Am 18. 12. 1955 wird die Kirche nach der Renovierung mit einem feierlichen Gottesdienst wieder genutzt.

1956 hat der Chorobmann Pfarrer Heinlein die traurige Pflicht dem Verband die Mitteilung zu machen, dass der Chor nur noch aus 7 Bläsern besteht. Zu dieser Zeit dirigiert Georg Roth aus Rüdenhausen den Chor.

Pfarrer Heinlein spricht zu dieser Zeit Menschen, von denen er denkt, dass sie der Kirchenmusik gegenüber aufgeschlossen sind, darauf an, ob sie im Chor mitwirken wollen. Dadurch wird der Chor am Leben erhalten.

Seit dem Jahr 1956 umrahmt der Posaunenchor nachweislich die Feier zum Volkstrauertag am Kriegerdenkmal zusammen mit dem Männergesangverein.
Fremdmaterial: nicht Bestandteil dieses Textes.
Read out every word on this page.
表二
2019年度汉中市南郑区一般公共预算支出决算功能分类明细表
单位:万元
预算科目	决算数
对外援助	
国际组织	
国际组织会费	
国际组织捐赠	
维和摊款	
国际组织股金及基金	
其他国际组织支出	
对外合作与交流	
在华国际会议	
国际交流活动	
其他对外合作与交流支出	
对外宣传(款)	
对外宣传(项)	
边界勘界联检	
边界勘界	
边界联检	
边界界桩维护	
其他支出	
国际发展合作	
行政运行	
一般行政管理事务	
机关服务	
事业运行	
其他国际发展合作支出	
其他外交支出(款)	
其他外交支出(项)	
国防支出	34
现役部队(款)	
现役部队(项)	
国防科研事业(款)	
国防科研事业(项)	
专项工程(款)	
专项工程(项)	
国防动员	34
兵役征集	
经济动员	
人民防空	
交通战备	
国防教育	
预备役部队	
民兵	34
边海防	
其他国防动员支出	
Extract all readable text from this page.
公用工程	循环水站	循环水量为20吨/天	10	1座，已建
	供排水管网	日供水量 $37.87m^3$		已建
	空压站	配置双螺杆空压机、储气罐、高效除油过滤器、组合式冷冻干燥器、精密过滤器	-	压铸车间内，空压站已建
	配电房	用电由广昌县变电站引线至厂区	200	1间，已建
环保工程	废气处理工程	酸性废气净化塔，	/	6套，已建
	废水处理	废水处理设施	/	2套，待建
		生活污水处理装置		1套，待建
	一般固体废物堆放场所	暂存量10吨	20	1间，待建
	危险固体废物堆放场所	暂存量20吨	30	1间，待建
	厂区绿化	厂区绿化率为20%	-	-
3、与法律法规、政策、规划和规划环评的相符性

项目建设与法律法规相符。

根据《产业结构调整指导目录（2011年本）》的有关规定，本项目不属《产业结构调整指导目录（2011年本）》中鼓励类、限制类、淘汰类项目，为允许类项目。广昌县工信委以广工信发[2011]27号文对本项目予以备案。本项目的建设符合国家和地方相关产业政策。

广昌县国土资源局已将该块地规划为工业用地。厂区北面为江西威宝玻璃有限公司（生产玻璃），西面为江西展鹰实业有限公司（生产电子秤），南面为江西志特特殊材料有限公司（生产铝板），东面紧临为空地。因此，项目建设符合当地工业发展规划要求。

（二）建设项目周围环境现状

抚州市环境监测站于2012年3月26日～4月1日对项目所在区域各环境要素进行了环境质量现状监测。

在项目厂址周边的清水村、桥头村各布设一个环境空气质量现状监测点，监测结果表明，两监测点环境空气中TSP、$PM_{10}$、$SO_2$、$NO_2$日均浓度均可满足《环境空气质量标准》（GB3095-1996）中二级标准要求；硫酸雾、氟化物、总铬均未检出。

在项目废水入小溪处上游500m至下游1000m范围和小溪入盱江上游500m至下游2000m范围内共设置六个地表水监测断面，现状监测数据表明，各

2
Am 3. 3. 1957 fand in der „ Krone“ ein Abend zugunsten der Kinderschule statt; hier wirkten die Kinderschulkinder, die Schüler der Unterstufenklassen der Volksschule, der Kirchenchor und der Posaunenchor mit.

Zum 350. Geburtstag des Liederdichters Paul Gerhardt fand am 17. 3. 1957 fand ein Paul-Gerhardt-Abend mit Lichtbildervortrag, Darbietungen des Posaunenchors, des Kirchenchors, Geigen- und Klaviervorträgen, sowie Prosa- und Gedichtvorträgen statt.

Im Jahr 1958 wurden verschiedene Instrumente repariert und überholt aus Pfarramtsmitteln wurden dafür 120,-- DM zur Verfügung gestellt; außerdem stellte die politische Gemeinde 100,-- DM für das Neueinbinden der vorhandenen Literatur zur Verfügung, weil der Posaunenchor auch bei allgemeinen öffentlichen Anlässen, wie dem Volkstrauertag u.s.w. spielt.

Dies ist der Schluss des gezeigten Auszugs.